Wenn die LINKE mitregiert und die massiven Mietsteigerungen trotzdem weitergehen, wenn die Beschäftigten der CFM weiter unter einem tariflosen Zustand und Personalmangel leiden müssen und wenn Geflüchtete weiter in Massenunterkünfte gepfercht oder abgeschoben werden, übernimmt sie die Verantwortung dafür, dass sich nichts verbessert und wird weiter an Glaubwürdigkeit verlieren.

Wir brauchen keinen Senat mit rotem Anstrich, der all diese Probleme weiter verwaltet. Wir brauchen eine Partei, die auf der richtigen Seite steht. Die BüdnispartnerInnen von DIE LINKE sind soziale Bewegungen, Aktive in Gewerkschaften, Betrieben und Stadtteilen. Dafür muss die Partei offen für alle sein und demokratische Entscheidungsprozesse garantieren, um dem Protest mit einem sozialistischen Programm gegen die kapitalistische Misere einen organisierten Ausdruck zu verleihen.

Es ist illusorisch zu glauben, grundlegende Verbesserungen könnten mit einer Regierungskoalition, die aus linken und bürgerlichen Parteien besteht, herbeigeführt werden. Was es dafür braucht, ist Druck von unten und Kämpfe der Bevölkerung, die das Kräfteverhältnis grundlegend ändern.

Entscheidende Errungenschaften in der Stadt wurden nicht im Parlament beschlossen, sondern erkämpft: der bundesweit erste Tarifvertrag für mehr Personal im Krankenhaus an der Charité, Verbesserungen im Bereich der sozialen Wohnraumversorgung durch den Mietenvolksentscheid, die Offenhaltung des Tempelhofer Feldes.

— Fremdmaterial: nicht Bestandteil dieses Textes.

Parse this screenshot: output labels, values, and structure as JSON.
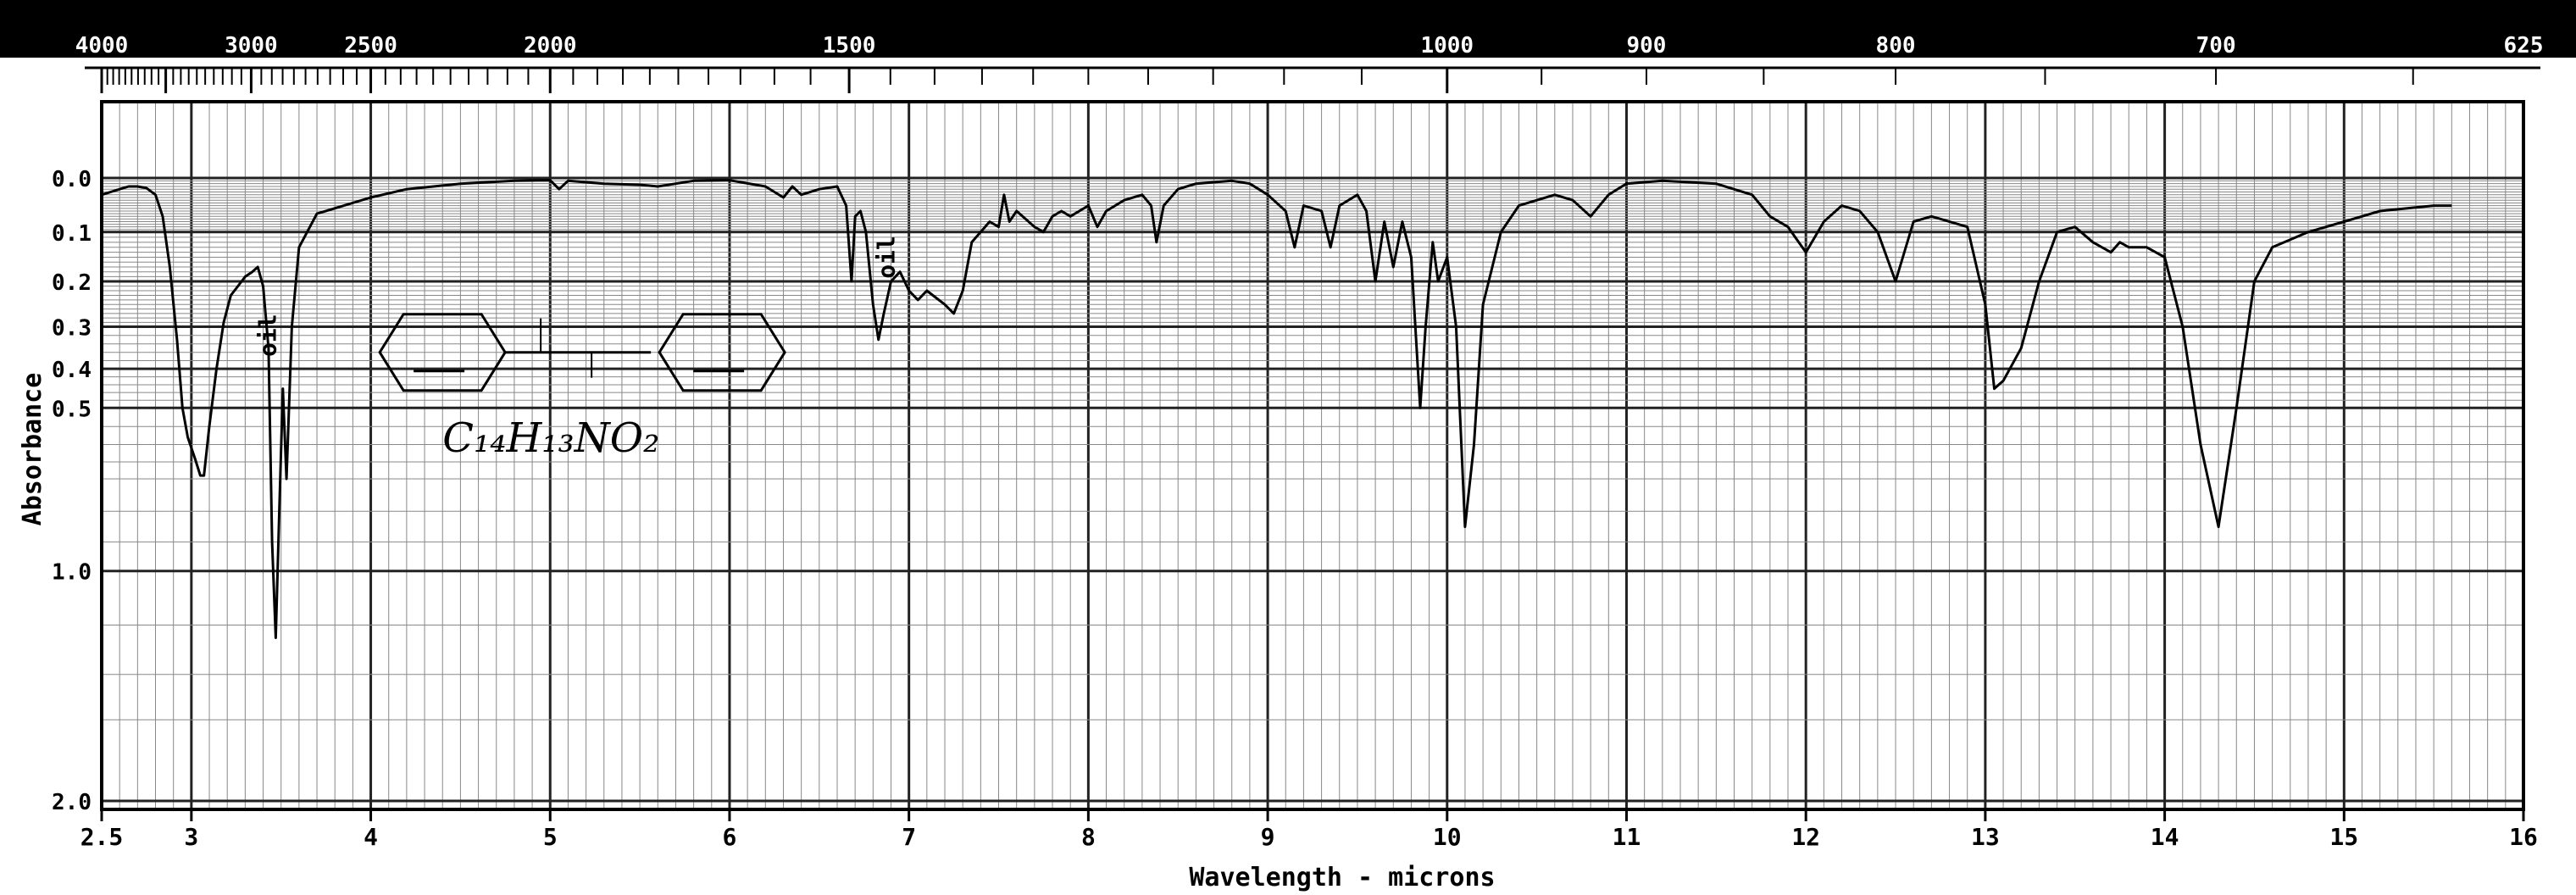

Egal von wem nach den Wahlen der Berliner Senat geführt wird und ob die Führung der Partei an einer Koalition mit SPD und Grünen beteiligt, muss unsere Aufgabe als AktivistInnen der LINKEn sein, mit all unseren Ressourcen diese Kämpfe voranzutreiben, Sprachrohr von Bewegungen zu sein und Widerstand gegen Rassismus, Sparzwang und Kapitalismus zu organisieren.